For decades locals theorized that father Feit had – at the very least – known more of the 25-year-old former Miss South Texas turned second-grade school teacher’s disappearance. Feit, most recognized was the last man to see her alive. But Feit went silent, and in a profoundly questionable move on the church’s part, he was transferred to a monastery in Missouri, some 700 miles away.
Even more disturbing is the fact that just weeks prior to Garza’s murder, Feig was identified in a police lineup by a woman who claimed he’d attacked and attempted to bind, or kidnap her. Ultimately, Feit pleaded no contest to the charge and walked away from that with a proverbial slap on the hand – a $500 fine… but his dark urges would not be suppressed for long.

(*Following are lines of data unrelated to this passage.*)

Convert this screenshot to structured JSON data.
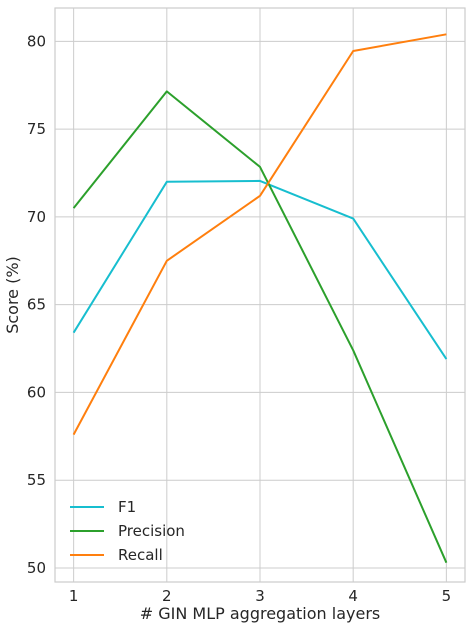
{
  "chart_data": {
    "type": "line",
    "xlabel": "# GIN MLP aggregation layers",
    "ylabel": "Score (%)",
    "x": [
      1,
      2,
      3,
      4,
      5
    ],
    "xticks": [
      "1",
      "2",
      "3",
      "4",
      "5"
    ],
    "xlim": [
      0.8,
      5.2
    ],
    "ylim": [
      49.2,
      81.9
    ],
    "yticks": [
      50,
      55,
      60,
      65,
      70,
      75,
      80
    ],
    "grid": true,
    "legend_position": "lower-left",
    "series": [
      {
        "name": "F1",
        "color": "#17becf",
        "values": [
          63.4,
          72.0,
          72.05,
          69.9,
          61.9
        ]
      },
      {
        "name": "Precision",
        "color": "#2ca02c",
        "values": [
          70.5,
          77.15,
          72.85,
          62.4,
          50.3
        ]
      },
      {
        "name": "Recall",
        "color": "#ff7f0e",
        "values": [
          57.6,
          67.5,
          71.2,
          79.45,
          80.4
        ]
      }
    ]
  }
}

While we’ll never know precisely what happened on the night of April 16, 1960, the eve of Easter. It’s likely that Garza made her confessions to father Feit, and, before she could make it to her car, was stopped and forced to join Feit on a terrifying journey that would culminate in a senseless act of brutality.
What we do now actually know however, is that a cold-case unit eventually reopened the case. That, however would initially seem futile, as the local district attorney, decided against bringing the case to trial. She was caught on record saying, “Can it be solved? Well, I guess if you believe that pigs can fly, anything is possible.”
Garza’s family, along with members of the media pounced on the DA’s thoughtless dismissal, and eventually managed to re-open the case and bring it before the grand jury. In yet another questionable move, none of the crucial case players — Feit, O’Brien, nor Tacheny — were subpoenaed. The grand jury chose not to indict.
The family pressed on, and eventually a new DA — Ricardo Rodriguez would once more go to bat for the family. And this time they won. The battle would continue under the thumb of the law, which means there’s hope – late as it may be – that Garza’a killer will pay for his crimes.
In March of 2016 Feit pleaded not guilty to murdering the ex-beauty queen in 1960. His trial is expected to finally get under way early this year.